Kaiser Family Foundation: ” With one in three Americans reporting that they have difficulty paying their medical bills, this report looks at some of the reasons Americans encounter medical debt, even when they have insurance, by drawing insights from the experiences of nearly two dozen people who recently experienced such problems. This report identifies common causes and consequences of medical debt, and discusses the triggers of medical debt that will and will not be affected by the Affordable Care Act. It finds that health plan cost-sharing is a primary contributor to medical debt. Even relatively modest cost sharing can prove unaffordable because expenses often are unexpected and most Americans have less than $3,000 on hand to cover such costs.

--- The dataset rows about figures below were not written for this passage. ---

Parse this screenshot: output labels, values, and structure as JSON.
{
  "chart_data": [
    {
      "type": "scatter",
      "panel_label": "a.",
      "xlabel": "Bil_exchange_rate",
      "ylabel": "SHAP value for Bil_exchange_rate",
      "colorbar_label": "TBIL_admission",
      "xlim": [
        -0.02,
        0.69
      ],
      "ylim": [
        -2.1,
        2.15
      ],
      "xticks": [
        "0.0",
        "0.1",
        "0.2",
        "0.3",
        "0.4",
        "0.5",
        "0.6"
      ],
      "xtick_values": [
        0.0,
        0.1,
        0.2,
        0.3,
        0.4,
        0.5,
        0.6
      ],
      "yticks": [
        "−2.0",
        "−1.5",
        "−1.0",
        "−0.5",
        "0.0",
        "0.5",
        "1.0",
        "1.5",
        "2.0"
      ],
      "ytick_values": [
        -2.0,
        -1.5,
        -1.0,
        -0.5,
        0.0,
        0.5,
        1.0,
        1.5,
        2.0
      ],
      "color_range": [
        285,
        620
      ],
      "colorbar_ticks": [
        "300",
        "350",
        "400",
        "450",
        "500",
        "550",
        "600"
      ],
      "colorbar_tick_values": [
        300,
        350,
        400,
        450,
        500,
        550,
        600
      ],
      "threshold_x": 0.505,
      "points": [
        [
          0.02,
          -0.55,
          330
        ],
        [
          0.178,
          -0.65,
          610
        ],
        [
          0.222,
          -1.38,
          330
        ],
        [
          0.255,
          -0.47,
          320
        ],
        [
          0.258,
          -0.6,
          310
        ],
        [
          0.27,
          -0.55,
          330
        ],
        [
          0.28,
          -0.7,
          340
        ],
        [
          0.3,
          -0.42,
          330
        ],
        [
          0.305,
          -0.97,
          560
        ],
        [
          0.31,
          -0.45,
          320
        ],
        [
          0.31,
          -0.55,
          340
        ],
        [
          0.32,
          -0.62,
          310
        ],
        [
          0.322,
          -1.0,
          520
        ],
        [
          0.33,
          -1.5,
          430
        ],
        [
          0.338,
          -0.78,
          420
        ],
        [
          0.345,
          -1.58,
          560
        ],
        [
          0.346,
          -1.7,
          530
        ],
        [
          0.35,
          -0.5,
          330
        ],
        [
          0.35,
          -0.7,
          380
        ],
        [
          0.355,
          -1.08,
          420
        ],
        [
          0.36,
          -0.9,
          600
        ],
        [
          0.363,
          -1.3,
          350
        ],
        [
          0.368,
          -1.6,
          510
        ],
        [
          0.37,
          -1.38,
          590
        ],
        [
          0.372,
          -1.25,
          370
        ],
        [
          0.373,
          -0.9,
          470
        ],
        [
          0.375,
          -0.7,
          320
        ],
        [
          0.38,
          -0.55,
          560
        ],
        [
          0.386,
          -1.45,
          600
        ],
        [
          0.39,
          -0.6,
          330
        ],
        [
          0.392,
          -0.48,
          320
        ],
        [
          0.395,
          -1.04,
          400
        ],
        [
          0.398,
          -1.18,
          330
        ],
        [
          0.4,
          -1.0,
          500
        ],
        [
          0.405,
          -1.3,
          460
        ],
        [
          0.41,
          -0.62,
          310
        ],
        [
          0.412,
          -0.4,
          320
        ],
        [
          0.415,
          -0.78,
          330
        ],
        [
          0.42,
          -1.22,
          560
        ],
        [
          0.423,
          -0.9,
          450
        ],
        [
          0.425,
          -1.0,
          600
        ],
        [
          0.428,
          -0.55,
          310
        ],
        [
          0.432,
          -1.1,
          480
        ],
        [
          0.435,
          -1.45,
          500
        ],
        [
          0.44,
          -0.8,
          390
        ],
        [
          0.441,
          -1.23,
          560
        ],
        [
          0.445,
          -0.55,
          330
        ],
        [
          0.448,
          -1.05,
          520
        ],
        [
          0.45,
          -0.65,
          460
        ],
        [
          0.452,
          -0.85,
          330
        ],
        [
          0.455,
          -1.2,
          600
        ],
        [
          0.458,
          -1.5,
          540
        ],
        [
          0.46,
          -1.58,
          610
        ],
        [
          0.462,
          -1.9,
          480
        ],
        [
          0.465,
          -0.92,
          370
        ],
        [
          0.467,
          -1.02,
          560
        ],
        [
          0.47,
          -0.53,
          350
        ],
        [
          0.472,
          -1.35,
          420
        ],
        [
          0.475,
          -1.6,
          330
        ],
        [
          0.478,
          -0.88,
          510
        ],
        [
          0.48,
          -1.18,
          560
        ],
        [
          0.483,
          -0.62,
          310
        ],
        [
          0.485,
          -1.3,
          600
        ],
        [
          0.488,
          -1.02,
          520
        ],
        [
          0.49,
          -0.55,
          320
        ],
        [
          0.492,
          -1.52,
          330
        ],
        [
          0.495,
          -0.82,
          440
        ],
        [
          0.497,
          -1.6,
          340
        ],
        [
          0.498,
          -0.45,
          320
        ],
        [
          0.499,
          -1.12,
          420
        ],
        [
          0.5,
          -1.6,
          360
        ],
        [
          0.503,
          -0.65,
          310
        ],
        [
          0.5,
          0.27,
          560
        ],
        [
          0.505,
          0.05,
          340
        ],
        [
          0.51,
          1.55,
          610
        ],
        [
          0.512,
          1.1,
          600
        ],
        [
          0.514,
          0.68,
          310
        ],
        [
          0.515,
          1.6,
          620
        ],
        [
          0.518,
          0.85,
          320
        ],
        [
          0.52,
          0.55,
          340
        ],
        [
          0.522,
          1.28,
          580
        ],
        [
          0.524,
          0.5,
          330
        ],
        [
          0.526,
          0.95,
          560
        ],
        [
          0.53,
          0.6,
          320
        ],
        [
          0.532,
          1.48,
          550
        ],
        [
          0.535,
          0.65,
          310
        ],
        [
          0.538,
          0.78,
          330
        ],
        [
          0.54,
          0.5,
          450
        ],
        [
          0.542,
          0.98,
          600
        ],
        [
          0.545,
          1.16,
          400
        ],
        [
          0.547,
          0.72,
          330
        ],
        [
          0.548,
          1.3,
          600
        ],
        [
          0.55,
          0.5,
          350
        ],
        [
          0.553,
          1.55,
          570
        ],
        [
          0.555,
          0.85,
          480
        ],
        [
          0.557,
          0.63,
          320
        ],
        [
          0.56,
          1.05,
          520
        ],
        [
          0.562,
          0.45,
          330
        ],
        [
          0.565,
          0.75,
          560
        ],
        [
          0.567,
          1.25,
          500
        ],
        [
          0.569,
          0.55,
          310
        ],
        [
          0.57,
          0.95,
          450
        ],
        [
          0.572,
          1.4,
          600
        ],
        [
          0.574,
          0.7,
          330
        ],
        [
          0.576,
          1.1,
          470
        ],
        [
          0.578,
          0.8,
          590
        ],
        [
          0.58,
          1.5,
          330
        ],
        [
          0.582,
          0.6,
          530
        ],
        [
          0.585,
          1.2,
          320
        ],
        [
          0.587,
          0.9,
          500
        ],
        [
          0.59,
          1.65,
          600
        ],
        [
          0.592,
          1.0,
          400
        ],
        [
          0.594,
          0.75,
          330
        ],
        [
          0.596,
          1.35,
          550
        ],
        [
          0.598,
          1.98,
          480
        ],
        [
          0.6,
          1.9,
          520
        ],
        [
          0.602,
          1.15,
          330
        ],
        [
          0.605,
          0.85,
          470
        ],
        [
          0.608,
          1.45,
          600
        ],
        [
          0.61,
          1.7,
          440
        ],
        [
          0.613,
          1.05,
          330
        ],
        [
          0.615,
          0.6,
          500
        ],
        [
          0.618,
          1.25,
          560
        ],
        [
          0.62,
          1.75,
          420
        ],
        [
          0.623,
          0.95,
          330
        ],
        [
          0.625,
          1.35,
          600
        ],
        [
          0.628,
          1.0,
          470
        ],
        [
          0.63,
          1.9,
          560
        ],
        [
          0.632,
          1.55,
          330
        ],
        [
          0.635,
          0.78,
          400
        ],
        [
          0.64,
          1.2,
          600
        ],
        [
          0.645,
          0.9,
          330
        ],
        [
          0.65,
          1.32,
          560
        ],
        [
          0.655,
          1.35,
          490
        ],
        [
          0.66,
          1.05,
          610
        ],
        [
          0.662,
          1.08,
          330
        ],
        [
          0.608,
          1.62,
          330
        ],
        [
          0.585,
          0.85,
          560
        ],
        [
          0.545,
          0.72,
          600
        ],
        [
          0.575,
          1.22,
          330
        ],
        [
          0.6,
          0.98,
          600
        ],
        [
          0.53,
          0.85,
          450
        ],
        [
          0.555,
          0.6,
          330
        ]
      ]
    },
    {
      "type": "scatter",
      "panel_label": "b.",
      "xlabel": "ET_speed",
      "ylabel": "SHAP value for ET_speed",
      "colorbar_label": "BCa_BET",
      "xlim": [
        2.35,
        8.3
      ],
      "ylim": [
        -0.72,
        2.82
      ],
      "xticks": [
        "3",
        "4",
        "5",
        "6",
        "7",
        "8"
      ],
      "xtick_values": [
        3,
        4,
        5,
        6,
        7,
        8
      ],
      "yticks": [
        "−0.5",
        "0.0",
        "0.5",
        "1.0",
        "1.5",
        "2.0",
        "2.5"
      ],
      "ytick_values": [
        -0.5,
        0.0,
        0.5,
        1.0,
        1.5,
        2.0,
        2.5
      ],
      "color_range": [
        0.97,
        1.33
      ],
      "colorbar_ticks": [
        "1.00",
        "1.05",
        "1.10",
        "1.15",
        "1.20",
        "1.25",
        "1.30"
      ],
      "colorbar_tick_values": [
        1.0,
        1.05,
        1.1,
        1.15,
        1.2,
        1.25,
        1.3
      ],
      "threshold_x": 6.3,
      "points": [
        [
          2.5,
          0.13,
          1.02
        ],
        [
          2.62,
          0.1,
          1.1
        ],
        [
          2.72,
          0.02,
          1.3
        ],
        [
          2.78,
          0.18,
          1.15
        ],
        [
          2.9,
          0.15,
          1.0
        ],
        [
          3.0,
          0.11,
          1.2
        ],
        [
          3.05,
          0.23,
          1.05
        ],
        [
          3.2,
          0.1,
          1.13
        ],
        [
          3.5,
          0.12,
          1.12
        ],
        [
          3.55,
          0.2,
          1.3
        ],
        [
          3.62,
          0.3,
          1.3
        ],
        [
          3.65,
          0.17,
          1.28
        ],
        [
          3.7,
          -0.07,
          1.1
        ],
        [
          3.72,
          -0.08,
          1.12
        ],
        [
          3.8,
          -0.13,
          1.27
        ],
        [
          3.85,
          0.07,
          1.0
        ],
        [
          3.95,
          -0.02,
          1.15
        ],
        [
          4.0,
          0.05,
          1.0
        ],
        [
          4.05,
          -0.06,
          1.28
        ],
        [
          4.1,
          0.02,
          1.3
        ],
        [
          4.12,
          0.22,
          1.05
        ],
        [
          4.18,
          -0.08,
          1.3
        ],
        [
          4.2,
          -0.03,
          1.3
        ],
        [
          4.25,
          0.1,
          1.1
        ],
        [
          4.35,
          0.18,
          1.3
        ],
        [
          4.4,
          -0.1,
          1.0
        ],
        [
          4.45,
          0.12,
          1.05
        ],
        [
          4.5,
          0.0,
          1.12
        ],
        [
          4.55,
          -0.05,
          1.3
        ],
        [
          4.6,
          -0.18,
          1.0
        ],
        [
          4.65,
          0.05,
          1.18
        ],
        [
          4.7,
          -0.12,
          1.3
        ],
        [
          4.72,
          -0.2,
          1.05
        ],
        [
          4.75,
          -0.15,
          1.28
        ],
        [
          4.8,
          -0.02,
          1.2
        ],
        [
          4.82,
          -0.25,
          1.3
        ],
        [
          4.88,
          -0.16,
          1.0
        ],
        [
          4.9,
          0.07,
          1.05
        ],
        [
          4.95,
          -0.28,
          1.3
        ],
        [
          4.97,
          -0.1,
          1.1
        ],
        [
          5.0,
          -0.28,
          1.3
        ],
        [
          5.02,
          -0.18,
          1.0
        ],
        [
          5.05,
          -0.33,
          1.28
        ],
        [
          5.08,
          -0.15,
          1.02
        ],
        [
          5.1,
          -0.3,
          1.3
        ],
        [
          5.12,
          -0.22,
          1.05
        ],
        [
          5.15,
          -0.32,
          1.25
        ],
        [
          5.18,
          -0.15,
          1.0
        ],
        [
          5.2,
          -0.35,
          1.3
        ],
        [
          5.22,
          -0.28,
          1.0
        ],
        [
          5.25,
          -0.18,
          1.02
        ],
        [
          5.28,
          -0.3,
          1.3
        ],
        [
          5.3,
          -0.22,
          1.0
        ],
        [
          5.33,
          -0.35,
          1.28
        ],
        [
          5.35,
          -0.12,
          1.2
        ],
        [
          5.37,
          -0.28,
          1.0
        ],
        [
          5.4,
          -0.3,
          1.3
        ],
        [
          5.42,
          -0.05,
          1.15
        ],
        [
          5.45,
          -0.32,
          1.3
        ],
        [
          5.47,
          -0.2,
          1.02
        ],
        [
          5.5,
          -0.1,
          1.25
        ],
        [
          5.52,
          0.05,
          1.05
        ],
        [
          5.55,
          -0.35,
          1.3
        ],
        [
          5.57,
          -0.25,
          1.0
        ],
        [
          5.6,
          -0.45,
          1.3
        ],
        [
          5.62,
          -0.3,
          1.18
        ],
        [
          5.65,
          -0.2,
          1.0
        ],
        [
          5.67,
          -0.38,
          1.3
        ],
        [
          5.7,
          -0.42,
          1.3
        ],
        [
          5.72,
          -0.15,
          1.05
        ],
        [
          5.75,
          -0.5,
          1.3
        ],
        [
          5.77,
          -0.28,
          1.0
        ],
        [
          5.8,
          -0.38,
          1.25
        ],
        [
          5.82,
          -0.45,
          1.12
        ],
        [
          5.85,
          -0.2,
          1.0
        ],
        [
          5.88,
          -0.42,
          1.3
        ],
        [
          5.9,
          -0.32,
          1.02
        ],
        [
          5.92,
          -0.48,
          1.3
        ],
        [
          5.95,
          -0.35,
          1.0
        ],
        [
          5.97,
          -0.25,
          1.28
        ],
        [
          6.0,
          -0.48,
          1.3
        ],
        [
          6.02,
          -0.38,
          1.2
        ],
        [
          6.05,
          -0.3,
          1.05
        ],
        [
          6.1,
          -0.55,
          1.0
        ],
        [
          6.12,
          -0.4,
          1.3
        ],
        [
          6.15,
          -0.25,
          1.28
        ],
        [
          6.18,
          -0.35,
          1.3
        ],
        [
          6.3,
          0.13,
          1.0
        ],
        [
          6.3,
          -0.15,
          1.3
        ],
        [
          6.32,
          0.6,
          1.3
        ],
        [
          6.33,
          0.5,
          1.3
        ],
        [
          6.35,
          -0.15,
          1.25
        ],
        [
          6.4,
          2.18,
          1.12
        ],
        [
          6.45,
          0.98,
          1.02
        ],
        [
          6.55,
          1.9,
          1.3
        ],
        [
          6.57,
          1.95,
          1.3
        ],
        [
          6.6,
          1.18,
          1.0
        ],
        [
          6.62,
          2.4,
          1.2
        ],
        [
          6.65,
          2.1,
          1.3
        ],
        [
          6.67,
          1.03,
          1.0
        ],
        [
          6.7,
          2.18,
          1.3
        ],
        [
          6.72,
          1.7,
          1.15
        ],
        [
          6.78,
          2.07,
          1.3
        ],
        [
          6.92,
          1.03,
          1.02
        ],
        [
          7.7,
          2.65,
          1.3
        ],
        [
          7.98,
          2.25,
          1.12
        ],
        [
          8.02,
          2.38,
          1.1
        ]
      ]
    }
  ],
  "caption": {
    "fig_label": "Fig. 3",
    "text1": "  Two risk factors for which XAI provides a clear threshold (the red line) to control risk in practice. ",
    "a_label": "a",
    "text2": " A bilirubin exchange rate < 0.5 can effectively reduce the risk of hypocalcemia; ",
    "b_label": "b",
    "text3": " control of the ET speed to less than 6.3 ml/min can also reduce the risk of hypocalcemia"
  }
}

For many, unaffordable cost-sharing may be compounded by other factors:
- Out-of-network expenses may also arise, often inadvertently for people who are hospitalized when hospital-based providers aren’t in the plan network
- Health care providers tend to promptly refer patients who can’t pay to collections
- Patients may use credit cards to pay unaffordable medical bills, which increases debt
- Illness often triggers income loss, further aggravating affordability problems
- People facing health issues may have trouble tracking medical expenses and resolving billing problems on their own.
- Medical debt is also linked to housing instability, reduced retirement savings, damaged credit, bankruptcy and barriers to accessing care.”